People hold hands as they pray while they take part in the morning service at Emanuel African Methodist Episcopal Church in Charleston, June 21, 2015. Photo: CARLO ALLEGRI/Reuters/Corbis/© Corbis. All Rights Reserved.

Charleston is a holy city, it’s almost like a thesis and antithesis,” he says. This nickname, the Holy City, comes from the thicket of steeples that crowd its resolutely antebellum skyline. But few of the white churches attached to those steeples, he points out, ever chose to crusade against the flag and what it represented. “What has disappointed me most is the silence of the white churches,” he says. “Every Sunday they preach God and Jesus Christ and the brotherhood of man,” all “pious irrelevancies” he observes. “And they never took the position.”

Of the remarkable, immediate, forgiving response of the victims’ families, he says, “it’s nothing new in the African-American community: We have always said ‘we forgive you’ to the people who torment us. But what have we done to deserve this type of treatment? What have we done? I don’t see anything other than not wanting to not be in bondage.”

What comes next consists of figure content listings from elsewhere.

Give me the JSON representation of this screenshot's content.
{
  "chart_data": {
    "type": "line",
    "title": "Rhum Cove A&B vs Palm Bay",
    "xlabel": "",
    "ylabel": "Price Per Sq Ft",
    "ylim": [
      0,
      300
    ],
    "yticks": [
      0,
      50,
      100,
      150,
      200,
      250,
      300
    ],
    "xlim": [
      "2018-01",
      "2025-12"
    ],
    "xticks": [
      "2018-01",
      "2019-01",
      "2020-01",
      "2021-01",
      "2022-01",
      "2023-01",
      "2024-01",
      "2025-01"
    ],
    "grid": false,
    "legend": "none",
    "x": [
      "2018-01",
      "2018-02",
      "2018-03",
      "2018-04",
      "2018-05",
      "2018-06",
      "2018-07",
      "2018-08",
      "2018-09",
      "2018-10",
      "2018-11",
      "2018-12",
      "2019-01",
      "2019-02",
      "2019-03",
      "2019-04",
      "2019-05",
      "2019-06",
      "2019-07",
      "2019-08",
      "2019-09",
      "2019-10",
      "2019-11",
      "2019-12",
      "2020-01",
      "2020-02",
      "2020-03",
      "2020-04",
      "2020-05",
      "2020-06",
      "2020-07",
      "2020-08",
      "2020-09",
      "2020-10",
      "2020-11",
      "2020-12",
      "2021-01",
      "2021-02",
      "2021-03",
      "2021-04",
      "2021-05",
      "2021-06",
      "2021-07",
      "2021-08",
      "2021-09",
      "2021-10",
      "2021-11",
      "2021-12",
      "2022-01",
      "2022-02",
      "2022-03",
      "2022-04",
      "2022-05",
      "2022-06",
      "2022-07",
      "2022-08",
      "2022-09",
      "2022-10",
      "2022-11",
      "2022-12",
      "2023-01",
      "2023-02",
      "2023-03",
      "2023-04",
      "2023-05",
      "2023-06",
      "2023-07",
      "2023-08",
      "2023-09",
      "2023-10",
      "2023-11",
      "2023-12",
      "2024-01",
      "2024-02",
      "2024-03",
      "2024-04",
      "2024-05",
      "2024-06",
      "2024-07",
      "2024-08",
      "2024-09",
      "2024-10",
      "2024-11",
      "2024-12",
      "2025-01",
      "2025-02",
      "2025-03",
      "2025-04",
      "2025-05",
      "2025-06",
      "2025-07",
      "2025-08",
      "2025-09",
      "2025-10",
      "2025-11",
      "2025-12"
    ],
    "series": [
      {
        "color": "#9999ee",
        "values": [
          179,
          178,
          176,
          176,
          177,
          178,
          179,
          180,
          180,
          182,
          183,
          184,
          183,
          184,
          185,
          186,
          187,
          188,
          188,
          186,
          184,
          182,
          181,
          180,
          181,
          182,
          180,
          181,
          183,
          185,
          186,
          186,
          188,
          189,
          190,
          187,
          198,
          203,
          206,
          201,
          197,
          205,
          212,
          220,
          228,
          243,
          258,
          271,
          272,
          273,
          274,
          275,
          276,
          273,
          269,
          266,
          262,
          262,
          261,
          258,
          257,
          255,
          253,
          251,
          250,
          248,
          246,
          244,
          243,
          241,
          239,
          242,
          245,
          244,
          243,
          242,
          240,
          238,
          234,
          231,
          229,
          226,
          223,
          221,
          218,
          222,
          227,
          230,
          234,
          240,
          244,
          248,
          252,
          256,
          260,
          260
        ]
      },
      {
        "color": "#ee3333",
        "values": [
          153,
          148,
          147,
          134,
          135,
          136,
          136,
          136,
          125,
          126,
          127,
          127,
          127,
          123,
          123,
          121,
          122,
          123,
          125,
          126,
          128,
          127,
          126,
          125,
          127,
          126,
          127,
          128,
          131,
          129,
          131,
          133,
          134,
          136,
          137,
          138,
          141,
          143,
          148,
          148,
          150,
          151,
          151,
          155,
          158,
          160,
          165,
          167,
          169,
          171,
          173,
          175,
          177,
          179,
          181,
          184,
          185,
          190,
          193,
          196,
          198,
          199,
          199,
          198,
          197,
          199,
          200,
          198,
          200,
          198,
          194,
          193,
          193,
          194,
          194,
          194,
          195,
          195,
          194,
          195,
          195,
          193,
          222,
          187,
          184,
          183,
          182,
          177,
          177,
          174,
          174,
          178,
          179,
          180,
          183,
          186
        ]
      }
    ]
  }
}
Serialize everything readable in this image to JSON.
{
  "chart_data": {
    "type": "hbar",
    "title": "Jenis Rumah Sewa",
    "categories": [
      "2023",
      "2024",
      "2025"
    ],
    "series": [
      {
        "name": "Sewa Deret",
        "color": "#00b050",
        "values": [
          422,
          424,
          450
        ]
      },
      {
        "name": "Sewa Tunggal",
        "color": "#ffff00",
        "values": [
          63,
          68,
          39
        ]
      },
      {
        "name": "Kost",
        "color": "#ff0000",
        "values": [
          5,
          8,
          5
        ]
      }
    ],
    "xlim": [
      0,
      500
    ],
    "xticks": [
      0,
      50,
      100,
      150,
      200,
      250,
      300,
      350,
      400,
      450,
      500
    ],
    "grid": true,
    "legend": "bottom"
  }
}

I respect what has happened in terms of changing hearts and minds,” he says. But then he pauses, before focusing on Governor Nikki Haley and Senator Tim Scott, the local leaders whose movement on the issue really signaled that the ground had shifted. “They were pressured to do this. It’s not of their own accord. They were forced to do this. I can bet you, when it comes down to the final analysis — once business speaks they listen.” He sighs. “Yes, we have come together, but our community as a whole — there’s always been this negative peace as opposed to positive tension,” he says. “I would prefer the latter. We need to have discussions, openly. This negative peace needs to go. I would prefer positive tension, anytime.”

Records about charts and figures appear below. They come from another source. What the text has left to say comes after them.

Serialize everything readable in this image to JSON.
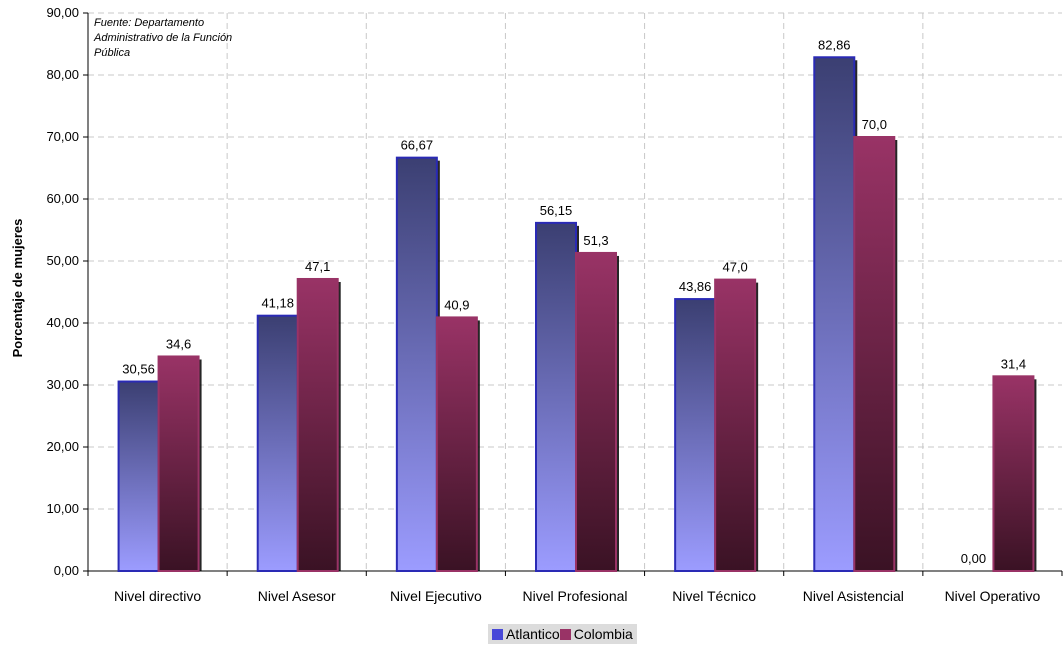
{
  "source_note": "Fuente: Departamento Administrativo de la Función Pública",
  "colors": {
    "atlantico_top": "#3b3f72",
    "atlantico_bottom": "#9c9cff",
    "atlantico_border": "#2a2ab5",
    "colombia_top": "#993366",
    "colombia_bottom": "#3a1224",
    "colombia_border": "#993366",
    "grid": "#c8c8c8"
  },
  "legend": {
    "items": [
      {
        "label": "Atlantico",
        "color": "#4848d8"
      },
      {
        "label": "Colombia",
        "color": "#993366"
      }
    ]
  },
  "chart_data": {
    "type": "bar",
    "title": "",
    "xlabel": "",
    "ylabel": "Porcentaje de mujeres",
    "ylim": [
      0,
      90
    ],
    "yticks": [
      "0,00",
      "10,00",
      "20,00",
      "30,00",
      "40,00",
      "50,00",
      "60,00",
      "70,00",
      "80,00",
      "90,00"
    ],
    "grid": true,
    "legend_position": "bottom",
    "categories": [
      "Nivel directivo",
      "Nivel Asesor",
      "Nivel Ejecutivo",
      "Nivel Profesional",
      "Nivel Técnico",
      "Nivel Asistencial",
      "Nivel Operativo"
    ],
    "series": [
      {
        "name": "Atlantico",
        "values": [
          30.56,
          41.18,
          66.67,
          56.15,
          43.86,
          82.86,
          0.0
        ],
        "labels": [
          "30,56",
          "41,18",
          "66,67",
          "56,15",
          "43,86",
          "82,86",
          "0,00"
        ]
      },
      {
        "name": "Colombia",
        "values": [
          34.6,
          47.1,
          40.9,
          51.3,
          47.0,
          70.0,
          31.4
        ],
        "labels": [
          "34,6",
          "47,1",
          "40,9",
          "51,3",
          "47,0",
          "70,0",
          "31,4"
        ]
      }
    ]
  }
}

Children look on at the memorial in front of the Emanuel African Methodist Episcopal Church on June 23, 2015 in Charleston, South Carolina. Photo: Joe Raedle/Getty Images/2015 Getty Images

That night the church held Bible study in the same basement where the killings occurred, this time with a policeman guarding the room and to a crowd of nearly 200. The topic was “The Power of Love.”

Last week,” the interim Pastor Norvel Goff said, “dark powers came over Mother Emanuel.” There was call-and-response assent — lots of “amens” — and he called them to not hate in their hearts, “not because we are weak, but because we are strong.” And they sang.

The area had already become a shrine of Mylar balloons, American flags, heaps of flowers, and posters featuring Biblical exhortations. There were personal notes written in Sharpie on the bark of the tree out front (“love sees no color”), and on a piece of pastel panda bear notepaper tacked to a telephone pole (“Hate has hurt us. Only Love can heal us”). Some people were selling black T-shirts out of a cardboard box for $20 (going to the church, they said) that featured two hands cupping a drawing of the building. Many of the volunteers handing out free cupcakes and bottles of water on the cordoned-off sidewalk in front of the church were white and blonde — sweetly drawled declarations of “God bless” tinkled through the air. And many of those who had come earlier that day to pay tribute — in 90-degree Southern swelterwear  — took pictures with their phones or posed for selfies. Because it’s 2015, there was much hashtag-mourning: #CharlestonStrong, #IAmAME.

Steve Kent (2nd L) hugs his wife Kim (L) visit the memorial outside Emanuel AME Church in Charleston, South Carolina, on June 23, 2015. Photo: JIM WATSON/AFP/Getty Images

The sad part about this whole thing is that it took nine people to lose their lives to make this a national issue, and a state issue,” says Teddie Pryor, one of the other African-American members of the county government council. “And now everybody is onboard. Every politician wants to be onboard. Everybody wants to be on the right side of history.”